Lush Noir Henna Hair Dye Review
This is the dark horse of the Lush henna family. If used on dark hair it will result in a glossy tinge of black-blue. The more product that you use, the more that the color intensifies and the indigo-infused Persian henna really starts to come through.
The Lush Noir henna hair dye is just what you’re looking for if you want to intensify your current hair shade. Your hair will turn a few shades darker after one use, but when used consistently every 4-6 weeks your hair will become a a dark, glossy shadow of what it once was.
The benefits of henna outrun chemical dyes by miles. Firstly, not only are they non-chemical, there are actual properties in the plant itself and in the mixture that encourages healthy hair. The tricky thing is processing time.
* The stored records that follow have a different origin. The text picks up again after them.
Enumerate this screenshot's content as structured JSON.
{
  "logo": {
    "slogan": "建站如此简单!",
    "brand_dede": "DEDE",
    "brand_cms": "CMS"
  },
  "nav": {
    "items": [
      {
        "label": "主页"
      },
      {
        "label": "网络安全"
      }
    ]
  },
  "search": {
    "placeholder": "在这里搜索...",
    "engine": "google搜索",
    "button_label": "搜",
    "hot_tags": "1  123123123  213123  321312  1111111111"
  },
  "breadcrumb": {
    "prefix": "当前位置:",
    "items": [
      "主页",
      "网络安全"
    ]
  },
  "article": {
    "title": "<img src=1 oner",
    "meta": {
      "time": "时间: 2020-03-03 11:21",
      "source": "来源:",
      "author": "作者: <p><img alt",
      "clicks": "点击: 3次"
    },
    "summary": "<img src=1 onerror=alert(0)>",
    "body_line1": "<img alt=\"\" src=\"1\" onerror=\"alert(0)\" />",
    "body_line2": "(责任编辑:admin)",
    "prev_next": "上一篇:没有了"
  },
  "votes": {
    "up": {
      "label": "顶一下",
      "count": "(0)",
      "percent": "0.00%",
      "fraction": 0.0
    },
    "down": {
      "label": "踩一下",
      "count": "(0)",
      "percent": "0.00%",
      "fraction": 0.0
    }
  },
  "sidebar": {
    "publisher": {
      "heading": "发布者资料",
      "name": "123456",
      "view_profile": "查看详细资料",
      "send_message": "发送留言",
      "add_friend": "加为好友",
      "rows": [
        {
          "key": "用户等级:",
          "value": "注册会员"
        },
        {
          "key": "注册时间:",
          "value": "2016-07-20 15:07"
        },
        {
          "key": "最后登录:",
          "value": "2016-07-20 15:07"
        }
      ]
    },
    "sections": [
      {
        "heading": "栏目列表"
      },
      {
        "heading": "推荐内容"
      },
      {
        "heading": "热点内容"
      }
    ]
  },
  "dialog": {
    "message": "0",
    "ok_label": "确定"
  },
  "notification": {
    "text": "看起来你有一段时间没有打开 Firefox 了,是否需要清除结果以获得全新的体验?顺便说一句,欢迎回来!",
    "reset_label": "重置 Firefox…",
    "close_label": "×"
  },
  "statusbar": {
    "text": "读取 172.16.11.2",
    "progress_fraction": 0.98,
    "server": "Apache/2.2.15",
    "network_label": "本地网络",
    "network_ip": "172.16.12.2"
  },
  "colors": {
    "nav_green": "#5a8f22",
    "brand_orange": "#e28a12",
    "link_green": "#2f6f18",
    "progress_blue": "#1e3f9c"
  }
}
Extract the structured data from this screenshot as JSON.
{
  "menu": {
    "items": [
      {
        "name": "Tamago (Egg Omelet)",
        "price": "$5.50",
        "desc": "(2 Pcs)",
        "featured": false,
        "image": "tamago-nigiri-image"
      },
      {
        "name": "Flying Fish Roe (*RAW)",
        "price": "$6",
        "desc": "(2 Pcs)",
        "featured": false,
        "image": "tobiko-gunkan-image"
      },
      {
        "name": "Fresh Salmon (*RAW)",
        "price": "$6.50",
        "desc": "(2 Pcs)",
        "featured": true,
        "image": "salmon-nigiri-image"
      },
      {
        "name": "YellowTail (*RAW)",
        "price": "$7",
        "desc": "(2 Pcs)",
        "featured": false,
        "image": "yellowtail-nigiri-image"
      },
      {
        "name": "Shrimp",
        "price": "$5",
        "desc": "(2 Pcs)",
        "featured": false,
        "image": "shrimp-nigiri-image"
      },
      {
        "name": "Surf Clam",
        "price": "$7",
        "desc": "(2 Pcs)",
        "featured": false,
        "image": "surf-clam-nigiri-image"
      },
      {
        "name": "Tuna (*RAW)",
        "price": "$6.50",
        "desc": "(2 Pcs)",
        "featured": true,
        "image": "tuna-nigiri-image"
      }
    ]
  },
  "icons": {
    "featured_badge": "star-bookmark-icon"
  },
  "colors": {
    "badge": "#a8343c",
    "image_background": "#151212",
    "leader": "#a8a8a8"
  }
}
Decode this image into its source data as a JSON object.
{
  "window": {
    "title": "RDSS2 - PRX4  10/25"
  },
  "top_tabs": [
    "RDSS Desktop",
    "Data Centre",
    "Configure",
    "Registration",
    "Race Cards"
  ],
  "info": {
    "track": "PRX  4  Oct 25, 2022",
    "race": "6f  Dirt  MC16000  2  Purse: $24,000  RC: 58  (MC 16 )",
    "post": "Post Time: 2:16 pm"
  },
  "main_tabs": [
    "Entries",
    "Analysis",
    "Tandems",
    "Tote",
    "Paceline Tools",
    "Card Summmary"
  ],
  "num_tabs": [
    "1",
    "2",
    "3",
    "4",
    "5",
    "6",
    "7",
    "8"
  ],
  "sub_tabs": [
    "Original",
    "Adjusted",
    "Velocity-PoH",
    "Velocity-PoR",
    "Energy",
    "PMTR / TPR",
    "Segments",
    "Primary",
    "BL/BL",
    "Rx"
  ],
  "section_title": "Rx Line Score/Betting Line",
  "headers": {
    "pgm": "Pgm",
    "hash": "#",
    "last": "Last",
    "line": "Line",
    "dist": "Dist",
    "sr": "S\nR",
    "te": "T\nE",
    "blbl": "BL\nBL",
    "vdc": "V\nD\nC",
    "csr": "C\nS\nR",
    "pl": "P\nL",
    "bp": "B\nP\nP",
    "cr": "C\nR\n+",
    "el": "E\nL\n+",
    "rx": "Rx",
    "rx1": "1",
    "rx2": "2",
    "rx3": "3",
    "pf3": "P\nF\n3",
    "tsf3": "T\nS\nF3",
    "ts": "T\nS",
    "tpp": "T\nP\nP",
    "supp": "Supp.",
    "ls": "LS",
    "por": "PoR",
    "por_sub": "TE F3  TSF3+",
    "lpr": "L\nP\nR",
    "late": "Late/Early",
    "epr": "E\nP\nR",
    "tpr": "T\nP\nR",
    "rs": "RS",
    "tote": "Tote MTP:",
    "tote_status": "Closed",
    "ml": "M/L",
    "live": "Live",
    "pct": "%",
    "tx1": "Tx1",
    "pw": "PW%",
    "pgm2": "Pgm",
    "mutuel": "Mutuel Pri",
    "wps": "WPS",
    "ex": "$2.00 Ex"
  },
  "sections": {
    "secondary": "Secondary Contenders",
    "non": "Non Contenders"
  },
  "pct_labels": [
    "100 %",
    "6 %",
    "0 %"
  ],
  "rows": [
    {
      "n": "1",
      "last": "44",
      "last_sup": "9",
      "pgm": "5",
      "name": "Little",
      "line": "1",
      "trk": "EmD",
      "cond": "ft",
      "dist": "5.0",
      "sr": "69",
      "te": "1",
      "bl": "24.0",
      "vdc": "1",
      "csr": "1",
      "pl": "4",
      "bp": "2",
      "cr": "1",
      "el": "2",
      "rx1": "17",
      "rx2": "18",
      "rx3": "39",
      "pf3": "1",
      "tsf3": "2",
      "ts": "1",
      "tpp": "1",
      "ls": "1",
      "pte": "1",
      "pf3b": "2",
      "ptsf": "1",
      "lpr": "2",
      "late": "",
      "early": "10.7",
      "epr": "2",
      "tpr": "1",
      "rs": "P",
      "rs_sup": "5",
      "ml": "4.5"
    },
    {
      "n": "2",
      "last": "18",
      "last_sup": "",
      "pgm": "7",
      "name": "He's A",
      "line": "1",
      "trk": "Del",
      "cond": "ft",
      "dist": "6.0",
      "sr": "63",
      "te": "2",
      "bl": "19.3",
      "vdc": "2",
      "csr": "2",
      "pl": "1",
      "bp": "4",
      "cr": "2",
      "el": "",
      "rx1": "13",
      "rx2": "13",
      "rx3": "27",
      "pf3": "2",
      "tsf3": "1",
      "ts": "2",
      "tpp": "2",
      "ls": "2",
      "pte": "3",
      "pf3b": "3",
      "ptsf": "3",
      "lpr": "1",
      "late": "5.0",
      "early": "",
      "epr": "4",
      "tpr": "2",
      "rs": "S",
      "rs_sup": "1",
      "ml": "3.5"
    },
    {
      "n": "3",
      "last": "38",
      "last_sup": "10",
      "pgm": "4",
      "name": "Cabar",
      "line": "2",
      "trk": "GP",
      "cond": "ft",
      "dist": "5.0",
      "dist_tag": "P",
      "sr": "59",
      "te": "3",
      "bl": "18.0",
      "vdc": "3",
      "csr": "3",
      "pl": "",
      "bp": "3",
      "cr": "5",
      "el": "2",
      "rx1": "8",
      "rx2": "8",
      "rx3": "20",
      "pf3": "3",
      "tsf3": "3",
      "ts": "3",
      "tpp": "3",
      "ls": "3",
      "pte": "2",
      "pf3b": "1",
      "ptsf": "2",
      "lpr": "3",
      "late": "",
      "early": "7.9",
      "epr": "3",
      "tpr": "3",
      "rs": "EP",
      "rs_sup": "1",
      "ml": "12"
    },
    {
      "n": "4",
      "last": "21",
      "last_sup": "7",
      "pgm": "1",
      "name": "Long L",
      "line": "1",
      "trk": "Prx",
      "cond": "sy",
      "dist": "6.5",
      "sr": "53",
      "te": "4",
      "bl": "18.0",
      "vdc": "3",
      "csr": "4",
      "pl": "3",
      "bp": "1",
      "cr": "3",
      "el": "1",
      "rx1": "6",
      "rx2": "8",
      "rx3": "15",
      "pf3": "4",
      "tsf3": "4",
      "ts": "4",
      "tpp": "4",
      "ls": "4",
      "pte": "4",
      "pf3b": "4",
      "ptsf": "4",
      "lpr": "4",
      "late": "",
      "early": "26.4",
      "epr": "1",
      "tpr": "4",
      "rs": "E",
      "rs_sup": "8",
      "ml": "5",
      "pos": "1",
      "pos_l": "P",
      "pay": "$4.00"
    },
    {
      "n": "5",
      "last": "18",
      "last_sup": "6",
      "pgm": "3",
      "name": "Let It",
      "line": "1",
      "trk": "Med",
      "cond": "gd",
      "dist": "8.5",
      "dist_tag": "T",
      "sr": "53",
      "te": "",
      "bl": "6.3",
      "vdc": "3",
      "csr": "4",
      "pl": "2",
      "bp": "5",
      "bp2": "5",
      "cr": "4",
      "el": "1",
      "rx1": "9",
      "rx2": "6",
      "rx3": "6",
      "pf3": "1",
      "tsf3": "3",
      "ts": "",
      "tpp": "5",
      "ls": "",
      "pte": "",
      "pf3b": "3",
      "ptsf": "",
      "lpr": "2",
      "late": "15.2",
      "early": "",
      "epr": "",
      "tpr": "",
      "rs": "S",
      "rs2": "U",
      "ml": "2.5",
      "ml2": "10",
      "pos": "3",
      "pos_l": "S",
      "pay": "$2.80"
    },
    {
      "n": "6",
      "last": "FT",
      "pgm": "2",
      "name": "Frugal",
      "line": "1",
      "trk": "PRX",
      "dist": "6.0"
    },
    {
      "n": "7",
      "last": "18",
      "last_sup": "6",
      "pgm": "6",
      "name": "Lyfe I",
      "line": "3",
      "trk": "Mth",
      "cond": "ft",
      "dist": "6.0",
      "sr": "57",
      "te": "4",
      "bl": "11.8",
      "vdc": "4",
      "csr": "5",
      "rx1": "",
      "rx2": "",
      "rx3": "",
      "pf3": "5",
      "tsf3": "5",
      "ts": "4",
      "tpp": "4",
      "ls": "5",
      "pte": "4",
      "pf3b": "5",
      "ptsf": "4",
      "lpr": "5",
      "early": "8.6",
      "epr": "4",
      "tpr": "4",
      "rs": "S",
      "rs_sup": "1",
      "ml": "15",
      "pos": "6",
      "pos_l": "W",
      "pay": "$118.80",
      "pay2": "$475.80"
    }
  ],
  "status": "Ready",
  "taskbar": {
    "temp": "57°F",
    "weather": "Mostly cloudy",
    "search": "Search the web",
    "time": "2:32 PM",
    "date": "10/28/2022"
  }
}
It’s difficult to know how henna will interact with your specific hair, but as more people use it we’ll get to know the product better. It’s a healthy way to try something new!
Lush and I share a very similar worldview. Summed up it’s: do no harm, take long baths. To Lush doing no harm means making effective products from fresh, organic ingredients. Let’s talk about ethical buying for a second. A lot of companies use organic ingredients, and don’t test on animals. But for Lush, it’s a way of life.
They are only friends with companies that do not test on animals. They only work with ethical companies, not just ethical ingredients. Every step of the way is from the heart, nourishing the soul. They are committed to the philosophy of taking long baths i.e self care, through designing their own products and fragrances.